While neither Net:Jabber nor Perl has a very brilliant history in
supporting unicode, I think by now both are mature enough to assume (for
now) the error is in your code. For the rest I'll leave this one to the
Perl experts though..
On Thu, 29 Sep 2005 15:44:26 +0200, John Talbot <[EMAIL PROTECTED]>
wrote:
How is it that Jabber clients can send greek characters to other Jabber
clients and they display nicely? They do, somehow.
But when I try to get my perl script to send a greek character to a
Jabber server (and I believe I've tried everything everything under the
sun - details below), all I get on my Jabber client is weird accented
characters from the upper 8859-1 charset.
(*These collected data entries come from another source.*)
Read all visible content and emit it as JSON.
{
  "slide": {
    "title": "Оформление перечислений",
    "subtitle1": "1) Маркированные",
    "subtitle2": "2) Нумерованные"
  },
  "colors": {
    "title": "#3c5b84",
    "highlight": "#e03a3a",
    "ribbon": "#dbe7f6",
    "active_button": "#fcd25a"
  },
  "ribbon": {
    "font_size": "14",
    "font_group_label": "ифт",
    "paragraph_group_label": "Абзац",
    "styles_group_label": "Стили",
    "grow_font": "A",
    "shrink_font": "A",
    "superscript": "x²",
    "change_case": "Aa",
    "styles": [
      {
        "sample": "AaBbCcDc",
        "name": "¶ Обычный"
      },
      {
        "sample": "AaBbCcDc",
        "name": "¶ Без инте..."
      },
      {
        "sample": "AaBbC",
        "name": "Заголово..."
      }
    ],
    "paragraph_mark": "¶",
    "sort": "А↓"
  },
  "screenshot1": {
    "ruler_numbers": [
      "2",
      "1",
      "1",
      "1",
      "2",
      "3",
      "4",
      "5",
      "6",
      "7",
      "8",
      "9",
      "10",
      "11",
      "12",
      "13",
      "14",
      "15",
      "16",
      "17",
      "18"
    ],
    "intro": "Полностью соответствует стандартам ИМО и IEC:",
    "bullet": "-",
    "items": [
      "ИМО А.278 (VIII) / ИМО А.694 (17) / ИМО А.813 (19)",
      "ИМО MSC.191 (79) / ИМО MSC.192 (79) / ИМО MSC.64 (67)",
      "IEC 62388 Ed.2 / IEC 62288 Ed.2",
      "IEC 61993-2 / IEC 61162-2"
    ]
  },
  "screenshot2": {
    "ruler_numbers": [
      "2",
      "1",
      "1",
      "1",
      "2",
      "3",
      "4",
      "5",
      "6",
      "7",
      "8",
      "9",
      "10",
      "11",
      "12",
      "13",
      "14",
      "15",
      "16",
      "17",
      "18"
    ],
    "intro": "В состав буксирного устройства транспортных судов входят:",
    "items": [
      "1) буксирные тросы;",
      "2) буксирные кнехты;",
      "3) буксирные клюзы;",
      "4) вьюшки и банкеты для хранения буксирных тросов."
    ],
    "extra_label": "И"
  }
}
Here's what I tried, and you'll see the paradox:
Using a windows jabber client's raw XML entry (from an admin account), I
wrote:
SENT: <message to="192.168.1.100/announce/motd"><body>Ya sou (but in
greek letters)</body></message>
This makes the client show an announcement in perfectly readable Greek
characters.
However when I asked my Perl script to send the exact same command (with
"Ya sou" written both in ISO-GREEK and in UTF-8, two cases), then only
accented western european vowels appeared in the notification. In the
ISO-GREEK case, I got the same number of western accented letters as the
number of greek letters in Ya sou, in the UTF-8 case, I got double the
western letters.
This seems rather strange... because if during Pandion's raw XML entry,
the letters of "Ya sou" were sent neither in ISO-GREEK nor in UTF-8,
then how WERE they sent?
[Pause]
I just read a bit of the core XMPP protocol, it says an
xml:lang='language-code' attribute should be used right after
connection...
I'm using the Net::Jabber library for my Perl scripts. Could it be that
the library doesn't use xml:lang? (I have no way to check) Even if so, I
tried including an xml:lang='el' (that's the symbol for greek) attribute
in the <message> tag that Perl sends, and that didn't change a thing
(even though according to the core XMPP protocol it should have worked,
if that were the problem) neither with the UTF-8 version of the string
nor the ISO-GREEK one.
What do you think might be going on?
I could send you a trimmed version of the script if you need.
Many thanks,
John